Burke was one of several people who criticized Robbins on Saturday for his comments. "We have a hard enough time trying to shift the narrative about what this movement really is and he stands in front of thousands of his followers and completely misrepresents the @MeTooMVMT," she tweeted.
Speaking in San Jose, California, on March 15, Robbins told a packed auditorium that some were using the movement to revel in victimhood. This prompted a critique from one audience member, Nanine McCool, who told Robbins he misunderstands the #MeToo movement, but Robbins immediately interjected and said he was criticizing victimhood, not the broader movement.
"If you use the #MeToo movement to try to get significance and certainty by attacking and destroying someone else," he said, "all you’ve done is basically use a drug called significance to make yourself feel good."
McCool responded that he was "mischaracterizing" the movement. She said that there are a "significant number of people who are using it not to relive whatever may have happened to them, but to make it safe to the young women, so they don't have to experience it."
"I think you do the whole movement a disservice by characterizing it [like that]," she said.
Robbins responded by sharing an anecdote he had heard from "a dozen men" who didn't hire attractive women for roles in their offices because "it's too big a risk."
"I'm not saying the movement is wrong; I'm saying everything has a consequence," he said.
"Oh, the video is MUCH worse," wrote Burke. "His misogyny runs deep. To even repeat that story of his ‘friend’ who wouldn’t hire the ‘pretty woman’ as if it’s the MOVEMENT’s fault and not the sexist man’s fault is all you need to hear. It’s deplorable. But SO many folks misunderstand this work."
McCool told Vice News last month that she was a survivor of childhood abuse and physical violence, and felt compelled to respond to his comments.

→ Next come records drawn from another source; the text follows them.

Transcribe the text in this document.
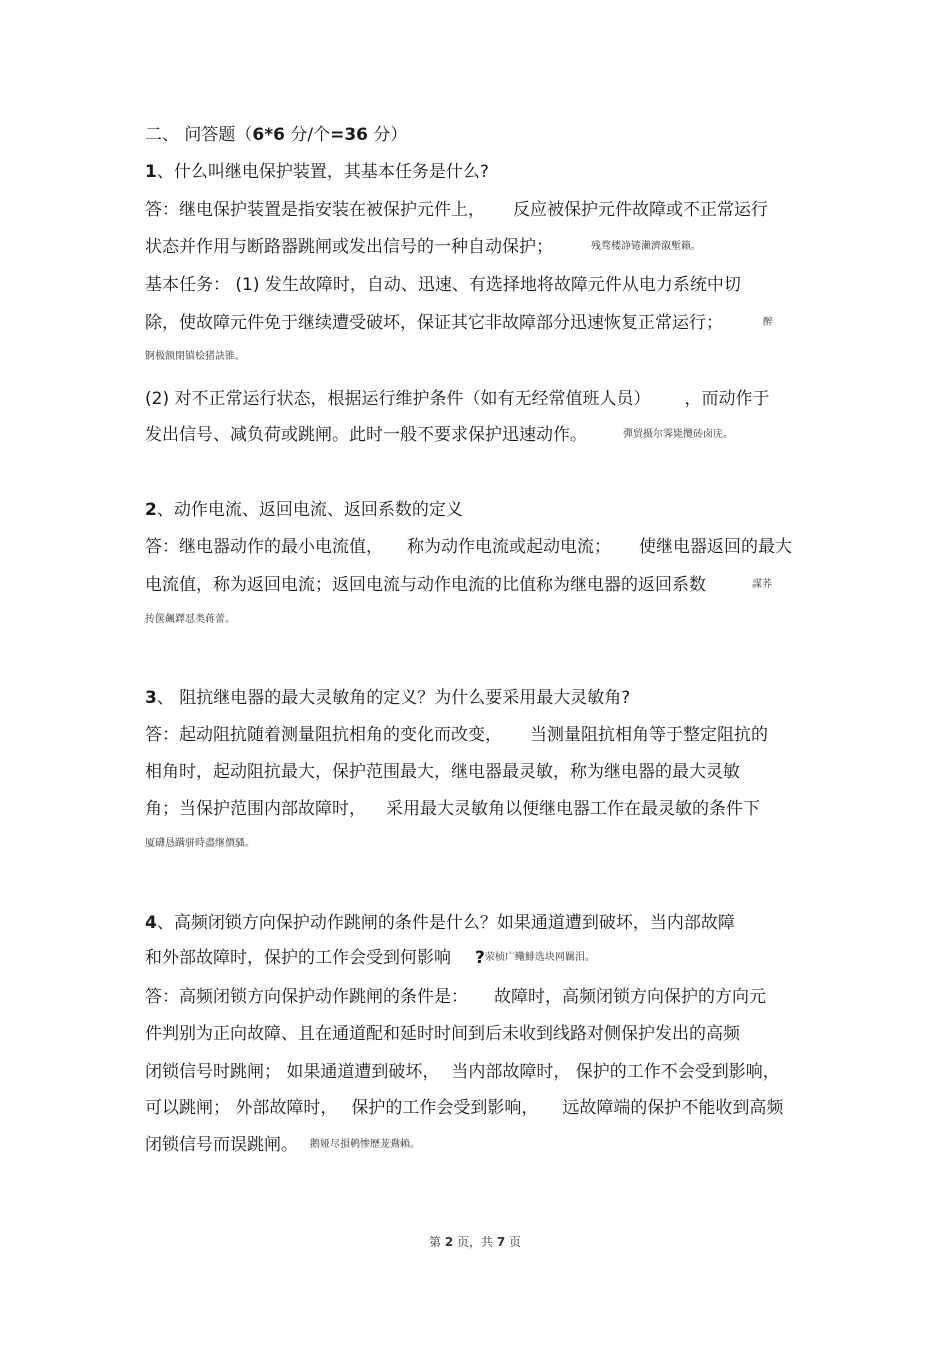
二、 问答题（6*6 分/个=36 分）
1、什么叫继电保护装置，其基本任务是什么?
答：继电保护装置是指安装在被保护元件上， 反应被保护元件故障或不正常运行
状态并作用与断路器跳闸或发出信号的一种自动保护；	残骛楼諍锩瀨濟溆塹籟。
基本任务： (1) 发生故障时，自动、迅速、有选择地将故障元件从电力系统中切
除，使故障元件免于继续遭受破坏，保证其它非故障部分迅速恢复正常运行；	醉
锕极额閉镇桧猪訣锥。
(2) 对不正常运行状态，根据运行维护条件（如有无经常值班人员） ，而动作于
发出信号、减负荷或跳闸。此时一般不要求保护迅速动作。	彈贸摄尔霁毙攬砖卤庑。
2、动作电流、返回电流、返回系数的定义
答：继电器动作的最小电流值， 称为动作电流或起动电流； 使继电器返回的最大
电流值，称为返回电流；返回电流与动作电流的比值称为继电器的返回系数	謀荞
抟箧飆鐸怼类蒋蕾。
3、 阻抗继电器的最大灵敏角的定义？为什么要采用最大灵敏角?
答：起动阻抗随着测量阻抗相角的变化而改变， 当测量阻抗相角等于整定阻抗的
相角时，起动阻抗最大，保护范围最大，继电器最灵敏，称为继电器的最大灵敏
角；当保护范围内部故障时， 采用最大灵敏角以便继电器工作在最灵敏的条件下
厦礴恳蹒骈時盡继價骚。
4、高频闭锁方向保护动作跳闸的条件是什么？如果通道遭到破坏，当内部故障
和外部故障时，保护的工作会受到何影响 ?荥桢广鳓鯡选块网羈泪。
答：高频闭锁方向保护动作跳闸的条件是： 故障时，高频闭锁方向保护的方向元
件判别为正向故障、且在通道配和延时时间到后未收到线路对侧保护发出的高频
闭锁信号时跳闸； 如果通道遭到破坏， 当内部故障时， 保护的工作不会受到影响，
可以跳闸； 外部故障时， 保护的工作会受到影响， 远故障端的保护不能收到高频
闭锁信号而误跳闸。 鹅娅尽損鹌惨歷茏鴦賴。
第 2 页，共 7 页
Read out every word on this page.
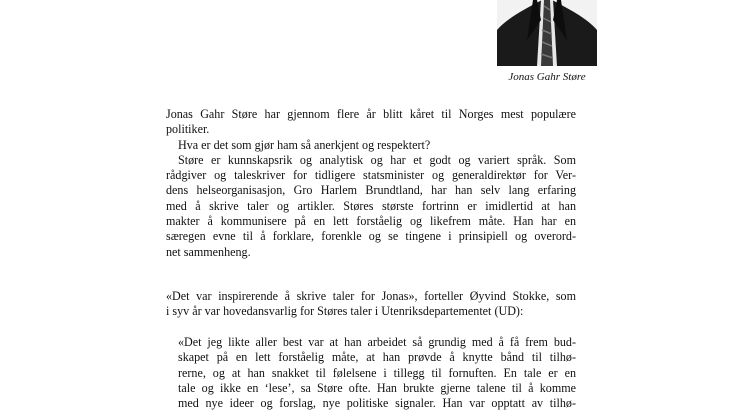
Jonas Gahr Støre
Jonas Gahr Støre har gjennom flere år blitt kåret til Norges mest populære
politiker.
Hva er det som gjør ham så anerkjent og respektert?
Støre er kunnskapsrik og analytisk og har et godt og variert språk. Som
rådgiver og taleskriver for tidligere statsminister og generaldirektør for Ver-
dens helseorganisasjon, Gro Harlem Brundtland, har han selv lang erfaring
med å skrive taler og artikler. Støres største fortrinn er imidlertid at han
makter å kommunisere på en lett forståelig og likefrem måte. Han har en
særegen evne til å forklare, forenkle og se tingene i prinsipiell og overord-
net sammenheng.
«Det var inspirerende å skrive taler for Jonas», forteller Øyvind Stokke, som
i syv år var hovedansvarlig for Støres taler i Utenriksdepartementet (UD):
«Det jeg likte aller best var at han arbeidet så grundig med å få frem bud-
skapet på en lett forståelig måte, at han prøvde å knytte bånd til tilhø-
rerne, og at han snakket til følelsene i tillegg til fornuften. En tale er en
tale og ikke en ‘lese’, sa Støre ofte. Han brukte gjerne talene til å komme
med nye ideer og forslag, nye politiske signaler. Han var opptatt av tilhø-
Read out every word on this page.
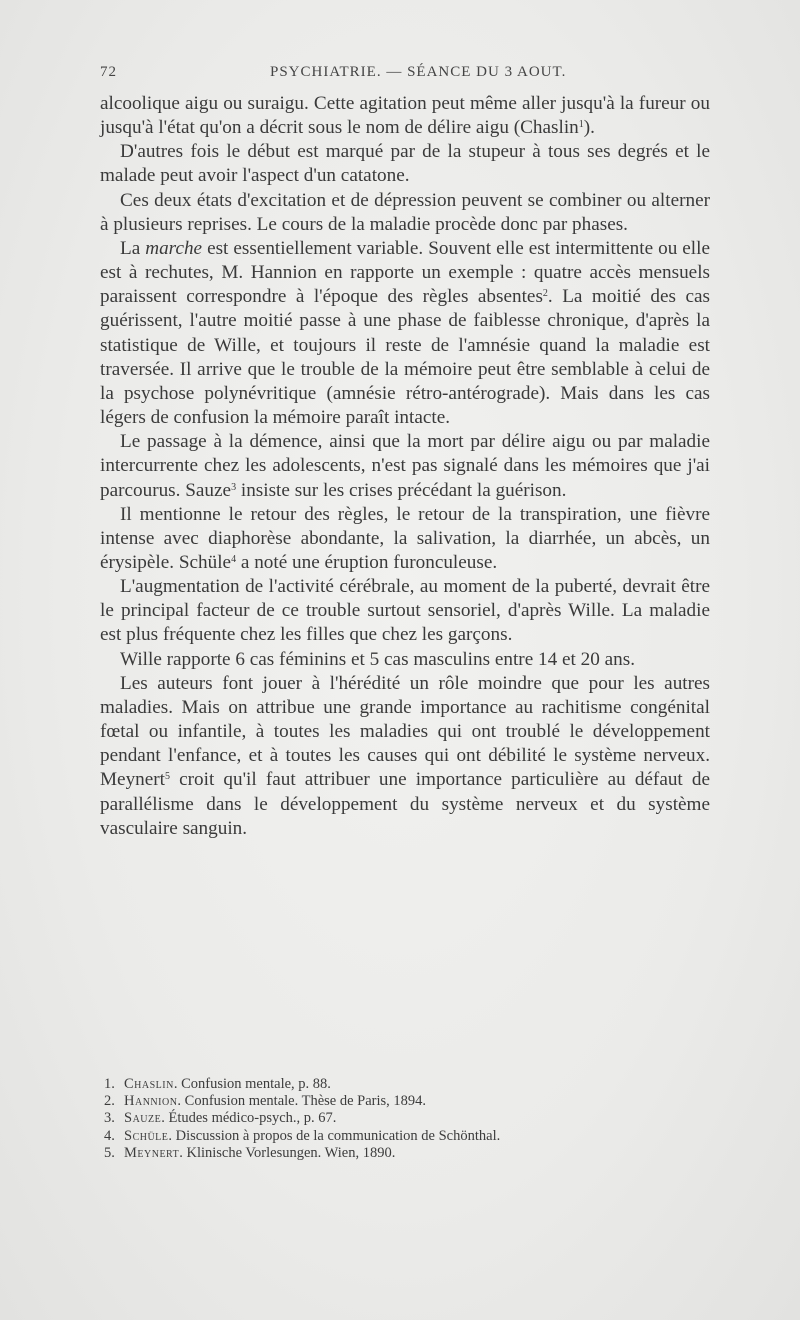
72	PSYCHIATRIE. — SÉANCE DU 3 AOUT.

alcoolique aigu ou suraigu. Cette agitation peut même aller jusqu'à la fureur ou jusqu'à l'état qu'on a décrit sous le nom de délire aigu (Chaslin$^1$).

D'autres fois le début est marqué par de la stupeur à tous ses degrés et le malade peut avoir l'aspect d'un catatone.

Ces deux états d'excitation et de dépression peuvent se combiner ou alterner à plusieurs reprises. Le cours de la maladie procède donc par phases.

La marche est essentiellement variable. Souvent elle est intermittente ou elle est à rechutes, M. Hannion en rapporte un exemple : quatre accès mensuels paraissent correspondre à l'époque des règles absentes$^2$. La moitié des cas guérissent, l'autre moitié passe à une phase de faiblesse chronique, d'après la statistique de Wille, et toujours il reste de l'amnésie quand la maladie est traversée. Il arrive que le trouble de la mémoire peut être semblable à celui de la psychose polynévritique (amnésie rétro-antérograde). Mais dans les cas légers de confusion la mémoire paraît intacte.

Le passage à la démence, ainsi que la mort par délire aigu ou par maladie intercurrente chez les adolescents, n'est pas signalé dans les mémoires que j'ai parcourus. Sauze$^3$ insiste sur les crises précédant la guérison.

Il mentionne le retour des règles, le retour de la transpiration, une fièvre intense avec diaphorèse abondante, la salivation, la diarrhée, un abcès, un érysipèle. Schüle$^4$ a noté une éruption furonculeuse.

L'augmentation de l'activité cérébrale, au moment de la puberté, devrait être le principal facteur de ce trouble surtout sensoriel, d'après Wille. La maladie est plus fréquente chez les filles que chez les garçons.

Wille rapporte 6 cas féminins et 5 cas masculins entre 14 et 20 ans.

Les auteurs font jouer à l'hérédité un rôle moindre que pour les autres maladies. Mais on attribue une grande importance au rachitisme congénital fœtal ou infantile, à toutes les maladies qui ont troublé le développement pendant l'enfance, et à toutes les causes qui ont débilité le système nerveux. Meynert$^5$ croit qu'il faut attribuer une importance particulière au défaut de parallélisme dans le développement du système nerveux et du système vasculaire sanguin.

1. Chaslin. Confusion mentale, p. 88.
2. Hannion. Confusion mentale. Thèse de Paris, 1894.
3. Sauze. Études médico-psych., p. 67.
4. Schüle. Discussion à propos de la communication de Schönthal.
5. Meynert. Klinische Vorlesungen. Wien, 1890.
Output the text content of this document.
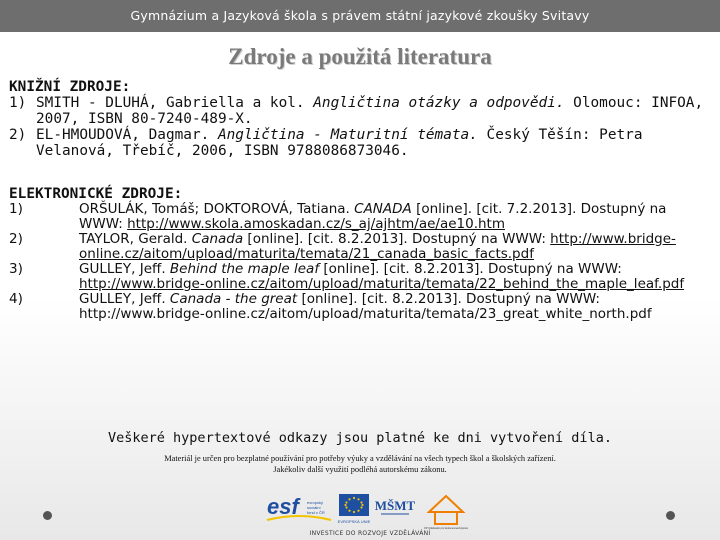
Gymnázium a Jazyková škola s právem státní jazykové zkoušky Svitavy
Zdroje a použitá literatura
KNIŽNÍ ZDROJE:
1) SMITH - DLUHÁ, Gabriella a kol. Angličtina otázky a odpovědi. Olomouc: INFOA, 2007, ISBN 80-7240-489-X.
2) EL-HMOUDOVÁ, Dagmar. Angličtina - Maturitní témata. Český Těšín: Petra Velanová, Třebíč, 2006, ISBN 9788086873046.
ELEKTRONICKÉ ZDROJE:
1)	ORŠULÁK, Tomáš; DOKTOROVÁ, Tatiana. CANADA [online]. [cit. 7.2.2013]. Dostupný na WWW: http://www.skola.amoskadan.cz/s_aj/ajhtm/ae/ae10.htm
2)	TAYLOR, Gerald. Canada [online]. [cit. 8.2.2013]. Dostupný na WWW: http://www.bridge-online.cz/aitom/upload/maturita/temata/21_canada_basic_facts.pdf
3)	GULLEY, Jeff. Behind the maple leaf [online]. [cit. 8.2.2013]. Dostupný na WWW: http://www.bridge-online.cz/aitom/upload/maturita/temata/22_behind_the_maple_leaf.pdf
4)	GULLEY, Jeff. Canada - the great [online]. [cit. 8.2.2013]. Dostupný na WWW: http://www.bridge-online.cz/aitom/upload/maturita/temata/23_great_white_north.pdf
Veškeré hypertextové odkazy jsou platné ke dni vytvoření díla.
Materiál je určen pro bezplatné používání pro potřeby výuky a vzdělávání na všech typech škol a školských zařízení.
Jakékoliv další využití podléhá autorskému zákonu.
esf	evropský sociální fond v ČR
EVROPSKÁ UNIE
MŠMT
OP Vzdělávání pro konkurenceschopnost
INVESTICE DO ROZVOJE VZDĚLÁVÁNÍ
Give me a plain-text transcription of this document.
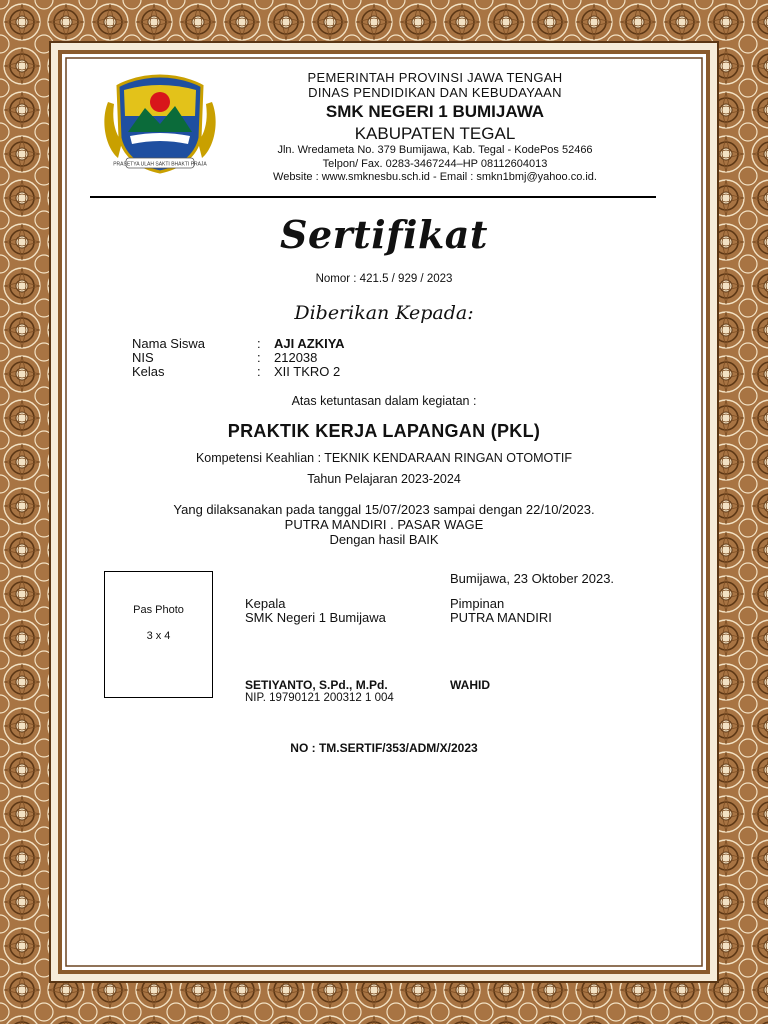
PRASETYA ULAH SAKTI BHAKTI PRAJA
PEMERINTAH PROVINSI JAWA TENGAH
DINAS PENDIDIKAN DAN KEBUDAYAAN
SMK NEGERI 1 BUMIJAWA
KABUPATEN TEGAL
Jln. Wredameta No. 379 Bumijawa, Kab. Tegal - KodePos 52466
Telpon/ Fax. 0283-3467244–HP 08112604013
Website : www.smknesbu.sch.id - Email : smkn1bmj@yahoo.co.id.
Sertifikat
Nomor : 421.5 / 929 / 2023
Diberikan Kepada:
Nama Siswa	:	AJI AZKIYA
NIS	:	212038
Kelas	:	XII TKRO 2
Atas ketuntasan dalam kegiatan :
PRAKTIK KERJA LAPANGAN (PKL)
Kompetensi Keahlian : TEKNIK KENDARAAN RINGAN OTOMOTIF
Tahun Pelajaran 2023-2024
Yang dilaksanakan pada tanggal 15/07/2023 sampai dengan 22/10/2023.
PUTRA MANDIRI . PASAR WAGE
Dengan hasil BAIK
Pas Photo
3 x 4
Bumijawa, 23 Oktober 2023.
Kepala
SMK Negeri 1 Bumijawa
Pimpinan
PUTRA MANDIRI
SETIYANTO, S.Pd., M.Pd.
NIP. 19790121 200312 1 004
WAHID
NO : TM.SERTIF/353/ADM/X/2023
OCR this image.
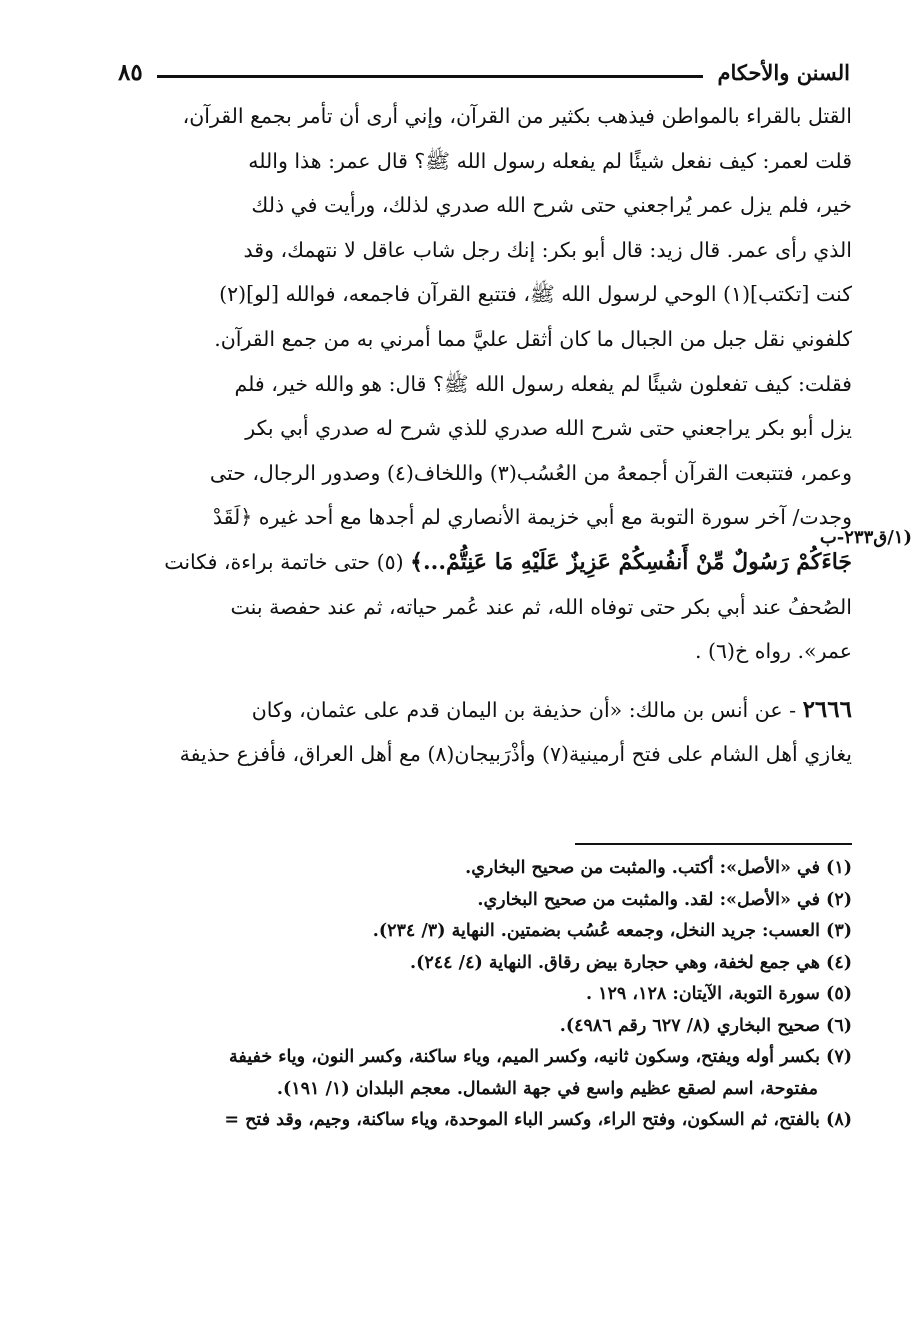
السنن والأحكام
٨٥
(١/ق٢٣٣-ب

القتل بالقراء بالمواطن فيذهب بكثير من القرآن، وإني أرى أن تأمر بجمع القرآن،

قلت لعمر: كيف نفعل شيئًا لم يفعله رسول الله ﷺ؟ قال عمر: هذا والله

خير، فلم يزل عمر يُراجعني حتى شرح الله صدري لذلك، ورأيت في ذلك

الذي رأى عمر. قال زيد: قال أبو بكر: إنك رجل شاب عاقل لا نتهمك، وقد

كنت [تكتب](١) الوحي لرسول الله ﷺ، فتتبع القرآن فاجمعه، فوالله [لو](٢)

كلفوني نقل جبل من الجبال ما كان أثقل عليَّ مما أمرني به من جمع القرآن.

فقلت: كيف تفعلون شيئًا لم يفعله رسول الله ﷺ؟ قال: هو والله خير، فلم

يزل أبو بكر يراجعني حتى شرح الله صدري للذي شرح له صدري أبي بكر

وعمر، فتتبعت القرآن أجمعهُ من العُسُب(٣) واللخاف(٤) وصدور الرجال، حتى

وجدت/ آخر سورة التوبة مع أبي خزيمة الأنصاري لم أجدها مع أحد غيره ﴿لَقَدْ

جَاءَكُمْ رَسُولٌ مِّنْ أَنفُسِكُمْ عَزِيزٌ عَلَيْهِ مَا عَنِتُّمْ...﴾ (٥) حتى خاتمة براءة، فكانت

الصُحفُ عند أبي بكر حتى توفاه الله، ثم عند عُمر حياته، ثم عند حفصة بنت

عمر». رواه خ(٦) .

٢٦٦٦ - عن أنس بن مالك: «أن حذيفة بن اليمان قدم على عثمان، وكان

يغازي أهل الشام على فتح أرمينية(٧) وأذْرَبيجان(٨) مع أهل العراق، فأفزع حذيفة

(١) في «الأصل»: أكتب. والمثبت من صحيح البخاري.

(٢) في «الأصل»: لقد. والمثبت من صحيح البخاري.

(٣) العسب: جريد النخل، وجمعه عُسُب بضمتين. النهاية (٣/ ٢٣٤).

(٤) هي جمع لخفة، وهي حجارة بيض رقاق. النهاية (٤/ ٢٤٤).

(٥) سورة التوبة، الآيتان: ١٢٨، ١٢٩ .

(٦) صحيح البخاري (٨/ ٦٢٧ رقم ٤٩٨٦).

(٧) بكسر أوله ويفتح، وسكون ثانيه، وكسر الميم، وياء ساكنة، وكسر النون، وياء خفيفة

مفتوحة، اسم لصقع عظيم واسع في جهة الشمال. معجم البلدان (١/ ١٩١).

(٨) بالفتح، ثم السكون، وفتح الراء، وكسر الباء الموحدة، وياء ساكنة، وجيم، وقد فتح =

"What I heard him say was #MeToo is great and all, but it's being used by all these women who don't want to deal with their own problems and they think being a victim is a way to work out their pain by making their perpetrators suffer and that doesn't help them. It happened years ago and they need to let it go," she said.
"I was horrified in a sense that, ‘Oh my god, Tony Robbins, this great guy, just has it all wrong.’ I stood up and started yelling, ‘You've got it all wrong!’"
Burke said Saturday that Robbins' team had reached out to her do "damage control" about the exchange.
She also questioned his suggestion that people were using the #MeToo movement for selfish ends.
"Who have you seen using their story of sexual violence for ‘significance’?" she tweeted. "Name five prominent examples @TonyRobbins — please. I’ll wait."
Robbins' spokesperson, Jennifer Connelly, did not immediately respond to a request for comment on Saturday about Burke's tweets or Robbins' original comments.
However, she told Vice last month that Robbins had always been supportive of the #MeToo movement.
“He has devoted his life’s work, over 40 years, to help people end their pain and suffering and most importantly improve the quality of their lives," she said. "Tony is against abuse of any kind, to anyone, period.”